Lowe’s has agreed to buy Orchard Supply Hardware for approximately $205 million on the same day Orchard Supply filed a petition for Chapter 11 bankruptcy.
The purchase agreement would enable Lowe’s to expand through a new store format and reach a new customer base in California with the addition of Orchard Supply’s smaller-format metro store locations. Lowe’s plans to have Orchard Supply operate as a separate, standalone business, retaining its brand under the leadership of Orchard Supply’s current management team.
Based in San Jose, Calif., and with fiscal 2012 annual revenue of $657 million, Orchard Supply operates 91 neighborhood hardware and garden stores, primarily located in densely populated markets in California. Under the terms of the transaction, Lowe’s would acquire at least 60 of these stores based upon further due diligence on the locations.
On average, the Orchard Supply stores, which offer a product selection focused on paint, repair and backyard categories, include approximately 36,000 square feet of selling space, compared to 113,000 square feet of selling space for an average Lowe’s home improvement store. Lowe’s currently operates 110 stores in California.
“Orchard’s neighborhood stores are a natural complement to Lowe’s strengths in big-box retail, offering smaller-format hardware and garden stores catering to the needs of local customers,” said Robert A. Niblock, Lowe’s chairman, president and CEO. “Strategically, the acquisition will provide us with immediate access to Orchard’s high-density, prime locations in attractive markets in California, where Lowe’s is currently underpenetrated, and will enable us to participate more fully in California’s economic recovery.”

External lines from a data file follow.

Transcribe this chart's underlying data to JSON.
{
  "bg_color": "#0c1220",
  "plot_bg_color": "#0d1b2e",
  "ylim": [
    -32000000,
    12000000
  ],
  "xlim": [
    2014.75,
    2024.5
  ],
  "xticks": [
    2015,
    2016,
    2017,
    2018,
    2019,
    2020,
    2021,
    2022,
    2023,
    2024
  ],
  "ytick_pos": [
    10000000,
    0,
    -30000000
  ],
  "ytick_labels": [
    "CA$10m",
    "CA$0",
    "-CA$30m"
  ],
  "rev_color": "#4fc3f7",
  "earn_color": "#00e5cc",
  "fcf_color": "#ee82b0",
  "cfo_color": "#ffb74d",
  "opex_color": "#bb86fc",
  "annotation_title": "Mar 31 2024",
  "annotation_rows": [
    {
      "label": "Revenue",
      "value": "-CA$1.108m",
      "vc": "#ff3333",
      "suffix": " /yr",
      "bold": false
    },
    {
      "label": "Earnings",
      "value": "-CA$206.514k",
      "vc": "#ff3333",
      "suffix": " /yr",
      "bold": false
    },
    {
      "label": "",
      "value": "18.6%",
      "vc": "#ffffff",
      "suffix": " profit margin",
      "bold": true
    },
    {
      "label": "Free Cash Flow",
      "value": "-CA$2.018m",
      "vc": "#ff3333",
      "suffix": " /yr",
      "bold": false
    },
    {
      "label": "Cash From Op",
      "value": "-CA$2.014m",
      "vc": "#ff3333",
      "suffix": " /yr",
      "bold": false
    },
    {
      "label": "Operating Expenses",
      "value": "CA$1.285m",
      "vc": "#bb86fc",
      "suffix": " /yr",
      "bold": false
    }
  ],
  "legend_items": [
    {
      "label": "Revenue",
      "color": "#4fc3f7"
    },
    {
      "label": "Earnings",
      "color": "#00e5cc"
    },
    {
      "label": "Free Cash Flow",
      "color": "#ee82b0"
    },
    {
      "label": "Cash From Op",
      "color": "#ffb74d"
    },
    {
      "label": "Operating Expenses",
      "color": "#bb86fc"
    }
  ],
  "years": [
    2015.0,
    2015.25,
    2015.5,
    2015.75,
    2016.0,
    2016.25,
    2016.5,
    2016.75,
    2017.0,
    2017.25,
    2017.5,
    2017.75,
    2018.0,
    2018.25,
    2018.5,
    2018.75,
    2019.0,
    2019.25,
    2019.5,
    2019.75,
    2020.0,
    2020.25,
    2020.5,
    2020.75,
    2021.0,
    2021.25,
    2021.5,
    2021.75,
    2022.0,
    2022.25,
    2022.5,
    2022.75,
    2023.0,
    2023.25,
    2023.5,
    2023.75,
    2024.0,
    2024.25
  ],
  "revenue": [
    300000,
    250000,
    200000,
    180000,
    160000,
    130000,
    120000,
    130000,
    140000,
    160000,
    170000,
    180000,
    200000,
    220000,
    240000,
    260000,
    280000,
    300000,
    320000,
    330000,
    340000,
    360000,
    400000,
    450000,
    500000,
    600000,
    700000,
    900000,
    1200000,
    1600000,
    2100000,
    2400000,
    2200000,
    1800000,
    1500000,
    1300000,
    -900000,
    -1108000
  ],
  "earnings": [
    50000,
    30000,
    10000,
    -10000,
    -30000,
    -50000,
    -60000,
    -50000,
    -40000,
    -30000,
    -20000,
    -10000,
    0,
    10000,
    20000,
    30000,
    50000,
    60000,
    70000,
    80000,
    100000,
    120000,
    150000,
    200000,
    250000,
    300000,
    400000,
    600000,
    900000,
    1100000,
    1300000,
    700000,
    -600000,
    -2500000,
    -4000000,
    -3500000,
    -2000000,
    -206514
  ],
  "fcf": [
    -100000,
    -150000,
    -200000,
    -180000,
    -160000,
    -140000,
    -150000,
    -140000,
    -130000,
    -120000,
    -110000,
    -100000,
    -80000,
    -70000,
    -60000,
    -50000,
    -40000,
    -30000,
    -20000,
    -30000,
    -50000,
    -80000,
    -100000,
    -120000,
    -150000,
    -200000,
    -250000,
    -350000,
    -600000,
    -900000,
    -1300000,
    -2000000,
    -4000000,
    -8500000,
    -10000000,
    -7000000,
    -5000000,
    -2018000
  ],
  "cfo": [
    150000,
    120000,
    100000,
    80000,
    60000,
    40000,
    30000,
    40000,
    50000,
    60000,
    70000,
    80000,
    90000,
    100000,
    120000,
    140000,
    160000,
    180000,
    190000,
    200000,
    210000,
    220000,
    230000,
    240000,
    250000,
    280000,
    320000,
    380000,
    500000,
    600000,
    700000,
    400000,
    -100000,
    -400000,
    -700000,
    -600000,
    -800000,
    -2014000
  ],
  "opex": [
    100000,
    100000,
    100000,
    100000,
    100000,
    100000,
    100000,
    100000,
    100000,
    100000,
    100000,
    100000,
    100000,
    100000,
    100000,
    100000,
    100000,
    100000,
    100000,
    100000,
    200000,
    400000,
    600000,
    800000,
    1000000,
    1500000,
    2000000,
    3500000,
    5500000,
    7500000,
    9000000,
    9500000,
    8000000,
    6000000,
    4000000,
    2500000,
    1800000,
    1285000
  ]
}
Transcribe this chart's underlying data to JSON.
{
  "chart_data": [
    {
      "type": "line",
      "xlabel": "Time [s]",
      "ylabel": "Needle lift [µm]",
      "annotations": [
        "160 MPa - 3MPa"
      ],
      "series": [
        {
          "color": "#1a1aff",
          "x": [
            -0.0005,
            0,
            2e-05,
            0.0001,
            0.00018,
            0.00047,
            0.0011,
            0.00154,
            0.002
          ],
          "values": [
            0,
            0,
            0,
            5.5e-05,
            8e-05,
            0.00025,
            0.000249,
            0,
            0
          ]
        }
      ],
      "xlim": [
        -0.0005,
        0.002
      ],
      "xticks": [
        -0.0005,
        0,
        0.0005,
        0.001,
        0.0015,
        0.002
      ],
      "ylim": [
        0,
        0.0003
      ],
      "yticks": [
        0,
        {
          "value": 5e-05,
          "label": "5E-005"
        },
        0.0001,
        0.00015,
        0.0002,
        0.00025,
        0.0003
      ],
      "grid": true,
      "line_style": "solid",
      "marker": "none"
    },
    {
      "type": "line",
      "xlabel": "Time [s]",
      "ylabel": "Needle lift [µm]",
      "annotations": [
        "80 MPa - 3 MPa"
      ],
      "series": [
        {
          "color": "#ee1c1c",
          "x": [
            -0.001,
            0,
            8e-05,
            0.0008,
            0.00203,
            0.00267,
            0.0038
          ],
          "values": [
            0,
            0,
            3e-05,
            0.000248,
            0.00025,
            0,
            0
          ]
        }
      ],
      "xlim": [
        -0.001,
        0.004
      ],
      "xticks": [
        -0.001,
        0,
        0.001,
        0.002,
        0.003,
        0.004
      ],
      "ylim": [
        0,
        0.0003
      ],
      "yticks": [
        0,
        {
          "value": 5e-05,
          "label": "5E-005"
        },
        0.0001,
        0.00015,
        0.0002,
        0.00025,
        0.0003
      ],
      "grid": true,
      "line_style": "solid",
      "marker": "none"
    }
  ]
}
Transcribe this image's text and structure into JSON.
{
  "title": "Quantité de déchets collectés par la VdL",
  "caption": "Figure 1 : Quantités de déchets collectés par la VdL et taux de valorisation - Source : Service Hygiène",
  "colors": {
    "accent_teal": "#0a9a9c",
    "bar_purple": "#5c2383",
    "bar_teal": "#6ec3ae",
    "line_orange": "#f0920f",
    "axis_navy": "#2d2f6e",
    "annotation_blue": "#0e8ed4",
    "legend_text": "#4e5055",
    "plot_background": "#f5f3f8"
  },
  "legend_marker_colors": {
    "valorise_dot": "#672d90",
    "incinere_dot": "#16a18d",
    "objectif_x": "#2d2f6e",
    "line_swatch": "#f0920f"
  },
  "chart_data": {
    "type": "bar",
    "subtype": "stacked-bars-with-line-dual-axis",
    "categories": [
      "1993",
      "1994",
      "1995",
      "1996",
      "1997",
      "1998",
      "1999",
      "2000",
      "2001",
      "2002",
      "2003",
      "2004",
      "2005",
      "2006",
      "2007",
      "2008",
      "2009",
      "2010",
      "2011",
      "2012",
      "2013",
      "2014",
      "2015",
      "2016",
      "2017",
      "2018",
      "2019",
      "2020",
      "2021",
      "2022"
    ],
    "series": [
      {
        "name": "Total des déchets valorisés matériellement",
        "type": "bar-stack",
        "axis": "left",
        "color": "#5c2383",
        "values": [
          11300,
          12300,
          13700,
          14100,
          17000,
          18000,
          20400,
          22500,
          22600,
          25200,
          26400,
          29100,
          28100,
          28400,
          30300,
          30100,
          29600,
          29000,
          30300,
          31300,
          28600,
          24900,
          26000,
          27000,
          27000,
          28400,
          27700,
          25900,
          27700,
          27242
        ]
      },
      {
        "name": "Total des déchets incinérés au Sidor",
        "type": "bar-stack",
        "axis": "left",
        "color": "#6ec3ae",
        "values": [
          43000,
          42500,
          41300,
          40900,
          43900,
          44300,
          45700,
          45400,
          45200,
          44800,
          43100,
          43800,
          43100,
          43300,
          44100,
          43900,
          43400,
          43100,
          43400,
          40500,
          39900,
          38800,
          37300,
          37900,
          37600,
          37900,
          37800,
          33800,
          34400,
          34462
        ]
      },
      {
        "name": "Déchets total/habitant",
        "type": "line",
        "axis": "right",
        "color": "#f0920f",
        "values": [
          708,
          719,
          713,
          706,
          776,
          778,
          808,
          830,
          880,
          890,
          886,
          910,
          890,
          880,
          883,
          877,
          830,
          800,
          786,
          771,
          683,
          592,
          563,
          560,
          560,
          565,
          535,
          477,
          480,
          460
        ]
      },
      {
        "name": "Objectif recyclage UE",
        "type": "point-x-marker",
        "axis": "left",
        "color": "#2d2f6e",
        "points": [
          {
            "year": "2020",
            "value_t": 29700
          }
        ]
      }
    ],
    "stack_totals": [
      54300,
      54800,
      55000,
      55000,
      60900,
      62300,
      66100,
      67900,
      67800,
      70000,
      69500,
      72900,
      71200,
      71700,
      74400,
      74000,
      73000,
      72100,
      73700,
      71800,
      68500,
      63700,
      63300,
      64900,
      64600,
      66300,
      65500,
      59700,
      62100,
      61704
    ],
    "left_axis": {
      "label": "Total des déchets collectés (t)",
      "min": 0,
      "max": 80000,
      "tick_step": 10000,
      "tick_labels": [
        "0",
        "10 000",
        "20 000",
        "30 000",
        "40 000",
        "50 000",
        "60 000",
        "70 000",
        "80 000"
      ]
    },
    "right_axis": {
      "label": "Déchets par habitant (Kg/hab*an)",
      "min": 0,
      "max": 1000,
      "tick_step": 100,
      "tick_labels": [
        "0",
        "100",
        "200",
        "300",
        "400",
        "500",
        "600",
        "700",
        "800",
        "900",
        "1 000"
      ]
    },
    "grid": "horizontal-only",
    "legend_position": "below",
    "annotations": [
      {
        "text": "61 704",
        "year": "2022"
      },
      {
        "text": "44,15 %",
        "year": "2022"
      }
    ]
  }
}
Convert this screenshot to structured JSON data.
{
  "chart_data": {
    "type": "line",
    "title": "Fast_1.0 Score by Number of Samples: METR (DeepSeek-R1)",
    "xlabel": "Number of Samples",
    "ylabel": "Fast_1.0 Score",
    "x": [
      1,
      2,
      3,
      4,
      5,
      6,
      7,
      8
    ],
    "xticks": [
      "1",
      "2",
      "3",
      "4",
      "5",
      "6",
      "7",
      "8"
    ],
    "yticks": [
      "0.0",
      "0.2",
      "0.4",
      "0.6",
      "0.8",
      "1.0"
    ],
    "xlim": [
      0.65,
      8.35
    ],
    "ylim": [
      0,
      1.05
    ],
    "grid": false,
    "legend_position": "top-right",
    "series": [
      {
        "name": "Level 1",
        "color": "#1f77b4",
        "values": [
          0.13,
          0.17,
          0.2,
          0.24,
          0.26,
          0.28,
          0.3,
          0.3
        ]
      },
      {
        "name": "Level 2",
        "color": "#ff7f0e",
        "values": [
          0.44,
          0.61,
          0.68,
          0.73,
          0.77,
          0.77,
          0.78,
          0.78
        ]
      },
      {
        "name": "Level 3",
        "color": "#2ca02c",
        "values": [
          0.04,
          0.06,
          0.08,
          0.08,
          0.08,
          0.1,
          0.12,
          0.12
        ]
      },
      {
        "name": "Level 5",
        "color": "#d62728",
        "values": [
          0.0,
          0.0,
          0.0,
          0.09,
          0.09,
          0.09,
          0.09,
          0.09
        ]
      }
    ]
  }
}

Because of Orchard Supply’s petition for bankruptcy under Chapter 11 of the U.S. Bankruptcy Code in the U.S. Bankruptcy Court for the District of Delaware, the transaction is subject to an auction and Bankruptcy Court approval. Orchard Supply’s agreement with Lowe’s will serve as the “stalking-horse bid” in the auction process, allowing Orchard Supply to avoid low bids on its assets from any other potential buyers submitting competing bids.
Under the terms of the agreement, Lowe’s would receive a termination fee of 3 percent of the purchase price should it not be successful in acquiring Orchard Supply’s assets in approximately 90 days. In addition, subject to court approval, for an alternative bidder to be successful, it must outbid Lowe’s by a minimum of $12 million, representing $5 million in addition to the termination fee and an expense reimbursement of $850,000.